Las Cuevas de Sésamo
Eduardo García Michel
En Madrid, lugar donde estudié la carrera de economía en la segunda mitad de la década del sesenta, había tiempo para el esparcimiento, así como tentaciones abundantes. Estaban, por ejemplo, los mesones, tascas y bares, que han hecho famosa a esa ciudad por su calidez y buen ambiente.
Solía frecuentar uno de esos establecimientos, llamado “Las Cuevas de Sésamo”. Me encantaba estar allí. Era una forma de aparcar la nostalgia de la tierra y acelerar la integración a una cultura diferente.
Las Cuevas de Sésamo estaban ubicadas en un sótano, cerca de la Puerta del Sol, en la Calle del Príncipe, en el centro de la ciudad. Las áreas que acogían a los parroquianos se encontraban separadas por paredes blancas, conectadas por arcos de medio punto. En cada pared se mostraba trozos de pensamientos y poemas de García Lorca, Baudelaire, Simone de Beauvoir, Valery, Neruda, y otros autores, románticos, picarescos y eróticos.
Había un piano, al que algunos de los concurrentes le arrancaban notas musicales, que servían para disipar las penas.
El sitio estaba cargado con una nube de humo espesa, originada en el consumo de cigarros y cigarrillos en un recinto cerrado. Y yo, que nunca he fumado, tenía que aspirarla, y permanecer allí con los ojos irritados y llorosos, pero fascinado por aquel entorno bohemio encantador e insinuante, cuyo mayor valor residía en la presencia rebosante de la alegría juvenil.

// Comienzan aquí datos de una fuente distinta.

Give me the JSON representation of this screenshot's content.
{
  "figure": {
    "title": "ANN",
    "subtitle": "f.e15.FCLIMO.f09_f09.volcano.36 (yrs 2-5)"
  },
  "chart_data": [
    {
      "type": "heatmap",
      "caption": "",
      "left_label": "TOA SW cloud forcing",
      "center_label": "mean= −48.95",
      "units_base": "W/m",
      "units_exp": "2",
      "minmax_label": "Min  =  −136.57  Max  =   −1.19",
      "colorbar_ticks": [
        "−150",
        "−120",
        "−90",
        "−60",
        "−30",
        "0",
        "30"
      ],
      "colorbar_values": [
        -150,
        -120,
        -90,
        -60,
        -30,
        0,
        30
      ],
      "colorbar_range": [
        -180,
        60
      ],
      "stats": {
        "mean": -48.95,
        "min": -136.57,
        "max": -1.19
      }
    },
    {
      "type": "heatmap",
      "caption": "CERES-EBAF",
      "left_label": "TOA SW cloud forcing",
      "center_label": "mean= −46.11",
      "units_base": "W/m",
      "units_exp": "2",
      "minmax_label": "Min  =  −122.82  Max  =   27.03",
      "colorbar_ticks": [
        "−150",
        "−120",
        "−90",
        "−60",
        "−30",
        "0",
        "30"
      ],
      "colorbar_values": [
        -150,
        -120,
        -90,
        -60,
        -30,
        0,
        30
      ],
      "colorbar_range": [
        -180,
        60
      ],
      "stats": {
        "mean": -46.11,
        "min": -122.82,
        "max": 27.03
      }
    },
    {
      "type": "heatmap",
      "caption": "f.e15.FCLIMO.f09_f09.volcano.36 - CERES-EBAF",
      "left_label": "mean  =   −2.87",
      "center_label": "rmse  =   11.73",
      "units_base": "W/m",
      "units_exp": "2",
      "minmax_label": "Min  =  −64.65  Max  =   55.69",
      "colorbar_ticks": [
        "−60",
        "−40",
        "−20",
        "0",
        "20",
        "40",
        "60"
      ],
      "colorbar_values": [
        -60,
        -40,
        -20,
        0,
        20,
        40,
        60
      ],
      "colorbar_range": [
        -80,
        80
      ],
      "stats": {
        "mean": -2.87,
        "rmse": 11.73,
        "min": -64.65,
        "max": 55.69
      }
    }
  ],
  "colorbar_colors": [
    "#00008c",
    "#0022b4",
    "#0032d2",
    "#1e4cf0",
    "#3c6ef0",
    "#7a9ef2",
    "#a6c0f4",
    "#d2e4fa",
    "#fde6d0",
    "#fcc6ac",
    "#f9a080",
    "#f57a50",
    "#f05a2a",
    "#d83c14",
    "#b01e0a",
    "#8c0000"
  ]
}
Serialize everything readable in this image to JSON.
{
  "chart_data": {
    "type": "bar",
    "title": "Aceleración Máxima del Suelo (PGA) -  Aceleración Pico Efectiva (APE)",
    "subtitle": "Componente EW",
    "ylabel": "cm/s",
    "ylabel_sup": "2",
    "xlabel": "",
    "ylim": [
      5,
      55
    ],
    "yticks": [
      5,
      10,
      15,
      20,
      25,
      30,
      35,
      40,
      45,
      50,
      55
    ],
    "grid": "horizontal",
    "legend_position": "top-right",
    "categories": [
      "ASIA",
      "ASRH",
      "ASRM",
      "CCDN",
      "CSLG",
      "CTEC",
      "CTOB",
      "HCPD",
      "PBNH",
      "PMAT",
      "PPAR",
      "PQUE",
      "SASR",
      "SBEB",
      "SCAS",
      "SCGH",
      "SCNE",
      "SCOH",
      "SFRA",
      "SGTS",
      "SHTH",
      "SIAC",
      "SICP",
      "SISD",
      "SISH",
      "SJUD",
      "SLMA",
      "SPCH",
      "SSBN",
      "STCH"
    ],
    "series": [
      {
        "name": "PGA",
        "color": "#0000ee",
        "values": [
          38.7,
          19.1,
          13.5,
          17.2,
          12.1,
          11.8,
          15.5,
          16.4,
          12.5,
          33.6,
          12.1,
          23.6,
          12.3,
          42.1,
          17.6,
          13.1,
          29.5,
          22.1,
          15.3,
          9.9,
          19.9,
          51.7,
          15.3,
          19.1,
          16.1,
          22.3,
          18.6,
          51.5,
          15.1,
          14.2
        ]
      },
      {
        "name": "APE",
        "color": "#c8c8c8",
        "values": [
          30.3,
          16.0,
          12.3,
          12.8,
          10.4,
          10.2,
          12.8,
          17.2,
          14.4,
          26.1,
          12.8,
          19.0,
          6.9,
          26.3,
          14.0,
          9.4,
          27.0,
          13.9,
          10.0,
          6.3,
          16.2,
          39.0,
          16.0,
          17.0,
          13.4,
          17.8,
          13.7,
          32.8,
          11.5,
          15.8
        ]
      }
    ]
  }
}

Inspirado en el ambiente lúbrico de Las Cuevas de Sésamo, escribí el intento de poema que sigue a continuación, como una colaboración al contenido del pequeño periódico que editaban los estudiantes dominicanos establecidos en Madrid.
Y lo hago de conocimiento público ahora porque acabo de redescubrir ese material, que se me había perdido, y para que se sepa que por ser economista, no se deja de ser humano. Espero que el lector no se espante ni horrorice, y que me conceda su indulgencia generosa. Fue escrito casi al cumplir los 20 años.
“Las Cuevas de Sésamo
El humo…
Ese renglón osado que penetra en versos hasta mi corazón.
Esa música suave, con sus notas en falso, que una mano prosaica quiere dominar.
Y la gente, en su afán cotidiano, caminando los días en el reloj del mundo.
¿Qué son? ¿Qué buscan? ¿Qué hacen?
Un rumor que penetra, en ondas continuas.
Alguien sale, alguien llega, congelando el camino para ser neutral.
Y el humo, en su venir continuo, hiriendo las retinas hasta hacerlas llorar.
Y entonces, otra copa, sí; con ron, para ser de mi tierra y pensar sudoroso en esos muslos abiertos; en ese olor a tabaco de mulata tropical.
Y apurarla lentamente, apurarla suavemente.
Deleitarme en su sabor, empaparme en su olor.
Y escanciarla hasta el fondo al palpar su fuga plena, al sentir la briosa ola que en un murmullo me arropa.
Al nacer de un suspiro, al dejar la luna llena.
Queda vacía mi copa.”
Fue una época inolvidable aquella de estudiante en Madrid, en la que no sólo me embriagué del entorno estimulante y de su encanto mundano, sino que también asumí el desafío intelectual que implicaba. Allí recibí la formación universitaria completa, y fui evolucionando desde el azoramiento más primitivo al ir descubriendo poco a poco, con mis propios ojos y sentidos, tantos vestigios todavía vivos de la cultura universal, hasta el envanecimiento ingenuo al creer que por vivir en un mundo más desarrollado se era más grande y se conocía más.
De aquellos tiempos doy fe de que en Madrid convergió un grupo notable de estudiantes dominicanos, que no menciono porque son muchos y no quiero que se me escape ninguno, y todos pusieron en alto el nombre de la patria con su comportamiento correcto. A su regreso, se destacaron en el ejercicio de sus respectivas profesiones, como si el hecho de haber vivido en una cultura más avanzada ayudara a tener un mejor desempeño en la vida.
Algunos de los que estuvieron allí y coincidieron conmigo, han sido rectores de universidades; otros, psiquiatras reconocidos; algunos más, médicos que se han destacado en diversas áreas de la medicina; otros, politólogos y sociólogos de renombre; algunos más, economistas con algún éxito en sus carreras pública o privada; y así en otras áreas del conocimiento.
Y ahora que me encuentro de vez en cuando con algunos de ellos, y me muestran su semblante austero, ceño arrugado, perfil cansado, no puedo dejar de pensar, con una sonrisa socarrona, en el cambio que se opera según el ciclo de edades: ¡tan alborotados con su libido en Las Cuevas de Sésamo y tan adustos aquí y ahora!